Conservator’s Self-Dealing Set Aside Despite Court Approval


If an individual becomes incapacitated someone must take responsibility for his or her business affairs. That may mean the appointment of a conservator (in some states, “guardian of the estate”) by the court. Sometimes the individual will have had the foresight to establish a trust, or at least name an agent in a durable power of attorney, before becoming incapacitated. Whatever the title, the person who handles financial matters for an incapacitated individual does so in a “fiduciary” capacity, and is held to very strict standards.

One of the central principles governing fiduciaries is that they are not permitted to “self-deal.” In other words, a fiduciary may not personally profit from the position of trust, except by charging a reasonable fee for services.

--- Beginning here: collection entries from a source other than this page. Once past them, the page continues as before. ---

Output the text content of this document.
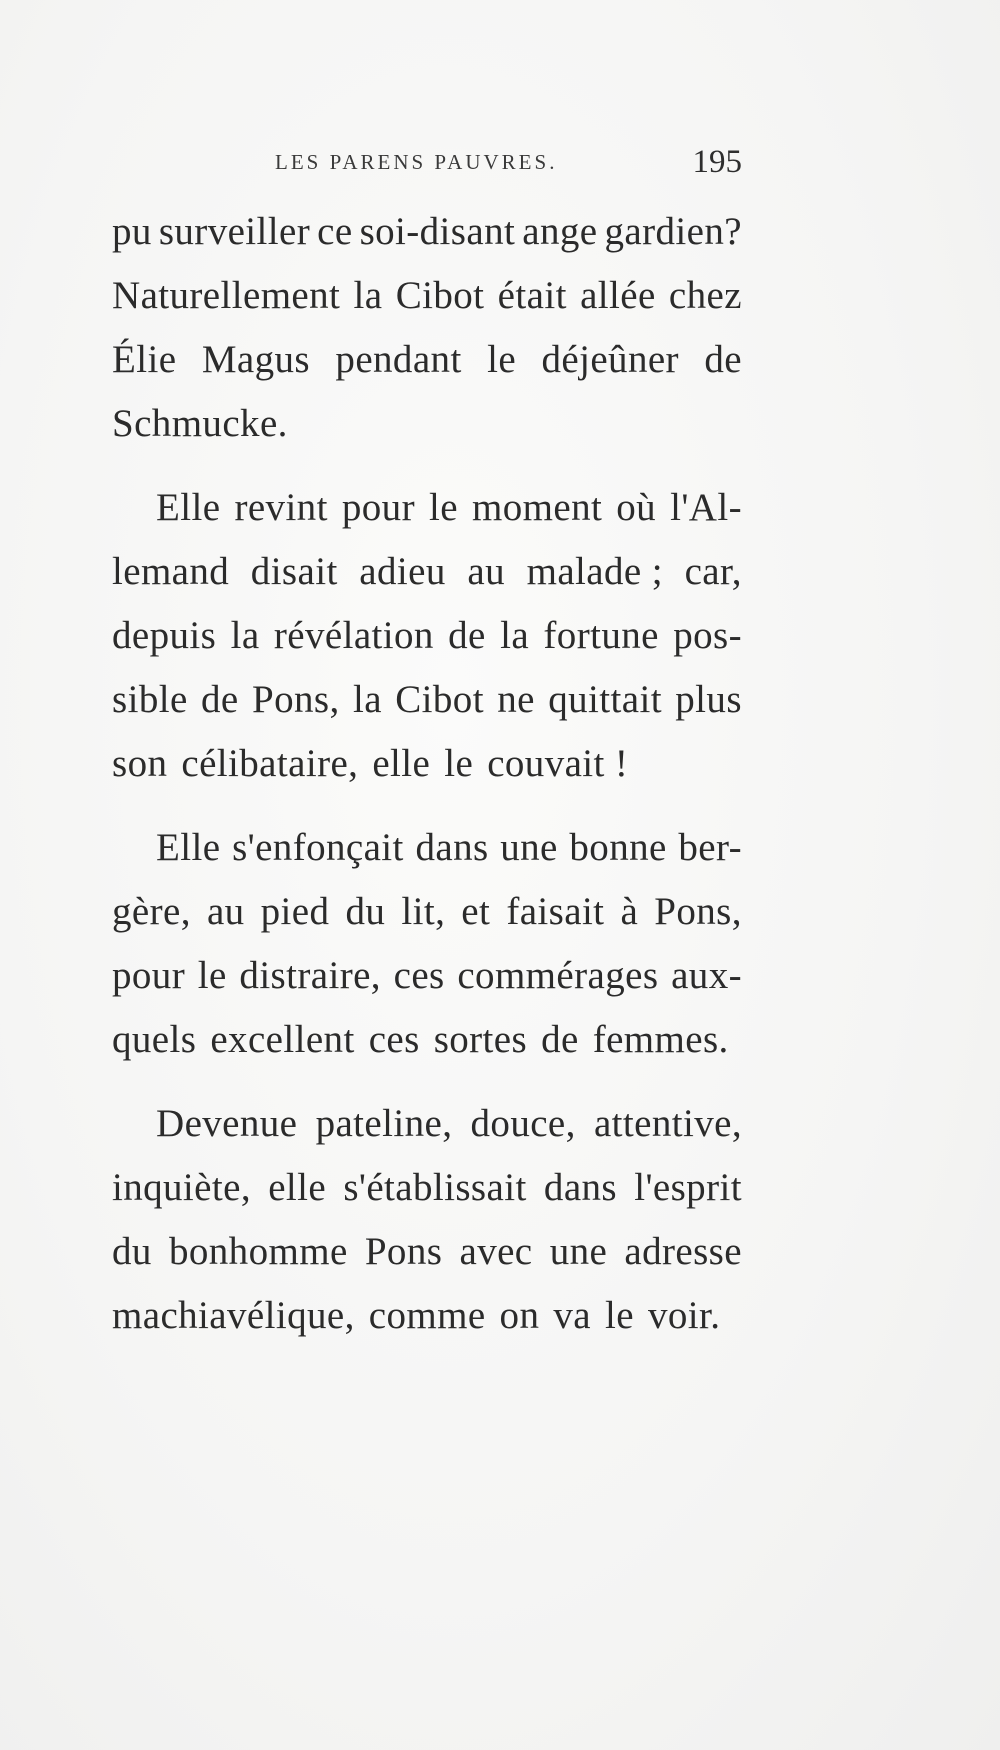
LES PARENS PAUVRES.	195
pu surveiller ce soi-disant ange gardien?
Naturellement la Cibot était allée chez
Élie Magus pendant le déjeûner de
Schmucke.
Elle revint pour le moment où l'Al-
lemand disait adieu au malade ; car,
depuis la révélation de la fortune pos-
sible de Pons, la Cibot ne quittait plus
son célibataire, elle le couvait !
Elle s'enfonçait dans une bonne ber-
gère, au pied du lit, et faisait à Pons,
pour le distraire, ces commérages aux-
quels excellent ces sortes de femmes.
Devenue pateline, douce, attentive,
inquiète, elle s'établissait dans l'esprit
du bonhomme Pons avec une adresse
machiavélique, comme on va le voir.
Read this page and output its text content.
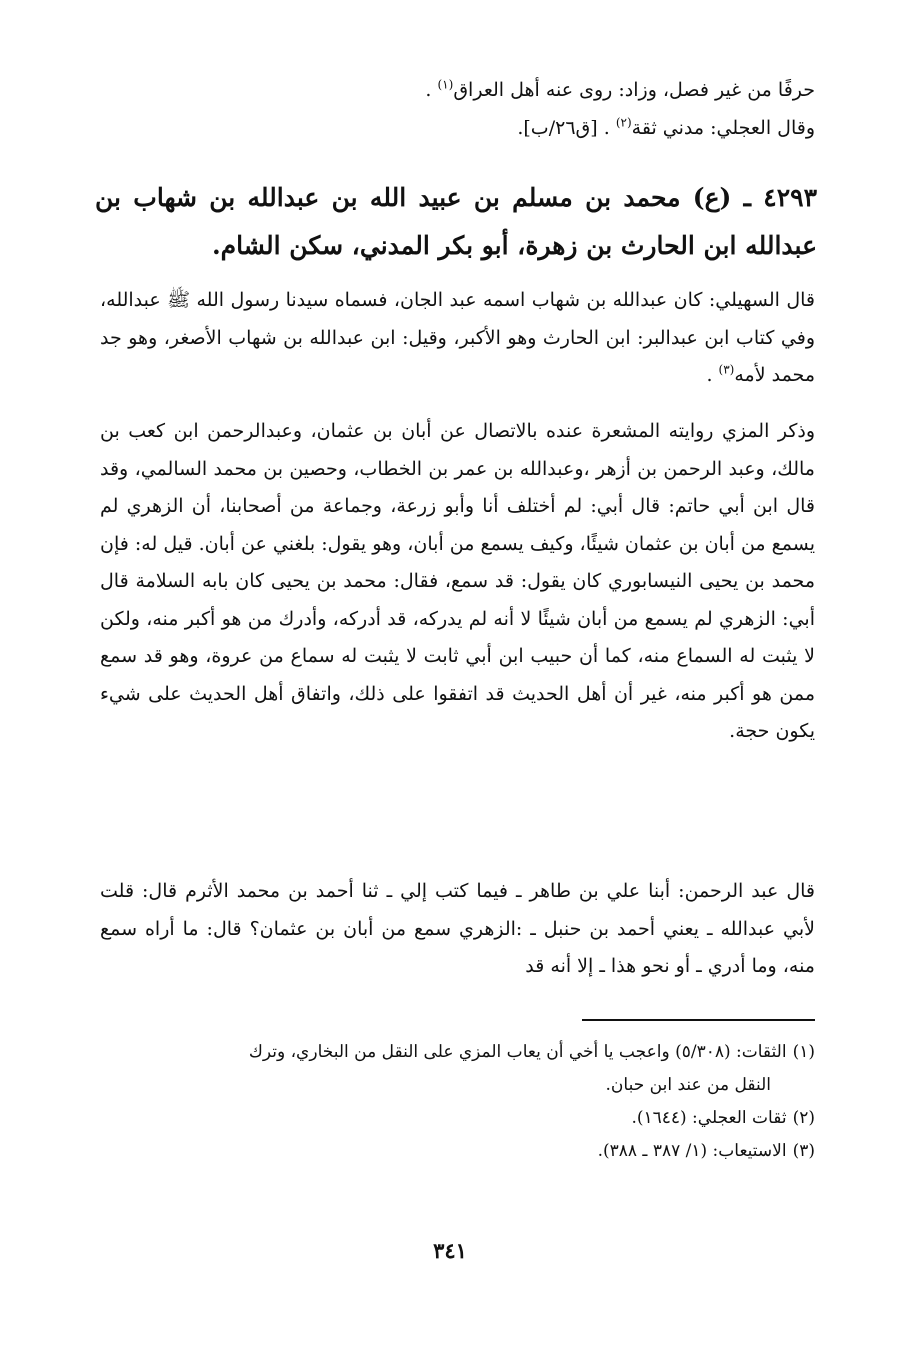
حرفًا من غير فصل، وزاد: روى عنه أهل العراق$^{(١)}$ .

وقال العجلي: مدني ثقة$^{(٢)}$ . [ق٢٦/ب].

٤٢٩٣ ـ (ع) محمد بن مسلم بن عبيد الله بن عبدالله بن شهاب بن عبدالله ابن الحارث بن زهرة، أبو بكر المدني، سكن الشام.

قال السهيلي: كان عبدالله بن شهاب اسمه عبد الجان، فسماه سيدنا رسول الله ﷺ عبدالله، وفي كتاب ابن عبدالبر: ابن الحارث وهو الأكبر، وقيل: ابن عبدالله بن شهاب الأصغر، وهو جد محمد لأمه$^{(٣)}$ .

وذكر المزي روايته المشعرة عنده بالاتصال عن أبان بن عثمان، وعبدالرحمن ابن كعب بن مالك، وعبد الرحمن بن أزهر ،وعبدالله بن عمر بن الخطاب، وحصين بن محمد السالمي، وقد قال ابن أبي حاتم: قال أبي: لم أختلف أنا وأبو زرعة، وجماعة من أصحابنا، أن الزهري لم يسمع من أبان بن عثمان شيئًا، وكيف يسمع من أبان، وهو يقول: بلغني عن أبان. قيل له: فإن محمد بن يحيى النيسابوري كان يقول: قد سمع، فقال: محمد بن يحيى كان بابه السلامة قال أبي: الزهري لم يسمع من أبان شيئًا لا أنه لم يدركه، قد أدركه، وأدرك من هو أكبر منه، ولكن لا يثبت له السماع منه، كما أن حبيب ابن أبي ثابت لا يثبت له سماع من عروة، وهو قد سمع ممن هو أكبر منه، غير أن أهل الحديث قد اتفقوا على ذلك، واتفاق أهل الحديث على شيء يكون حجة.

قال عبد الرحمن: أبنا علي بن طاهر ـ فيما كتب إلي ـ ثنا أحمد بن محمد الأثرم قال: قلت لأبي عبدالله ـ يعني أحمد بن حنبل ـ :الزهري سمع من أبان بن عثمان؟ قال: ما أراه سمع منه، وما أدري ـ أو نحو هذا ـ إلا أنه قد

(١)الثقات: (٥/٣٠٨) واعجب يا أخي أن يعاب المزي على النقل من البخاري، وترك

النقل من عند ابن حبان.

(٢)ثقات العجلي: (١٦٤٤).

(٣)الاستيعاب: (١/ ٣٨٧ ـ ٣٨٨).

٣٤١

Bessie Jordan, a retired school teacher, lived in Ida County, Iowa. Ms. Jordan’s principal asset was a 79% interest in the farm she inherited from her family, consisting of 423 acres. When she became incapacitated it seemed logical to appoint her nephew George Remer as her guardian and conservator. After all, he was already managing the family farm for Ms. Jordan, and he was a licensed attorney.

For several years Mr. Remer continued to rent the family farm. His annual rent payment to Ms. Jordan amounted to a little over $20,000. By late 1988, however, Ms. Jordan had moved to a nursing home and the cost of her care was escalating; Mr. Remer decided it was time to sell her interest in the farm. He proposed to sell it to a corporation owned by his wife.

While such a sale would normally be forbidden, the court can approve a transaction between the fiduciary and his ward if stringent guidelines are met. The fiduciary must demonstrate that the sale is necessary, that the price is fair, and that the fiduciary is not taking any advantage of the position of trust. To help protect against abuses, notice of the proposed transaction must be given to all interested persons.

Mr. Remer obtained two appraisals of the farm property, and he proposed to sell it to his wife’s corporation at the higher of those two figures. He disclosed to the court that his wife was the buyer, and he argued that Ms. Jordan’s nursing home bills would require the liquidation of the property. The court approved the sale.

Four years later Bessie Jordan died, and four years after that her estate filed an action to set aside the transaction. The probate court, noting that it had been approved at the time, declined to cancel the sale, and the estate appealed to the Iowa Supreme Court. The state’s highest court pointed out that no notice of the sale had been given to Ms. Jordan herself, and that the sale could therefore be invalidated. Furthermore, said the Justices, the terms of the sale were not in Ms. Jordan’s best interests; because of the structure of payments, her total annual income was actually lowered from the lease payments she had been receiving from Mr. Remer. The Supreme Court directed that the transaction be set aside, and Mr. Remer ordered to pay the difference between the annual payments and what would have been collected under the lease agreement.

The Supreme Court also approved most of the probate judge’s determination that Mr. Remer owed another $87,731 to Ms. Jordan’s estate (although the figures were adjusted in various small ways). It also left standing an additional $20,000 punitive damage award against Mr. Remer, agreeing with the probate judge that “Mr. Remer’s course of self-dealing was persistent, extreme and pervasive.  It continued over a long period of time and affected almost every aspect of Ms. Jordan’s financial affairs.” In the Matter of Jordan, September 7, 2000.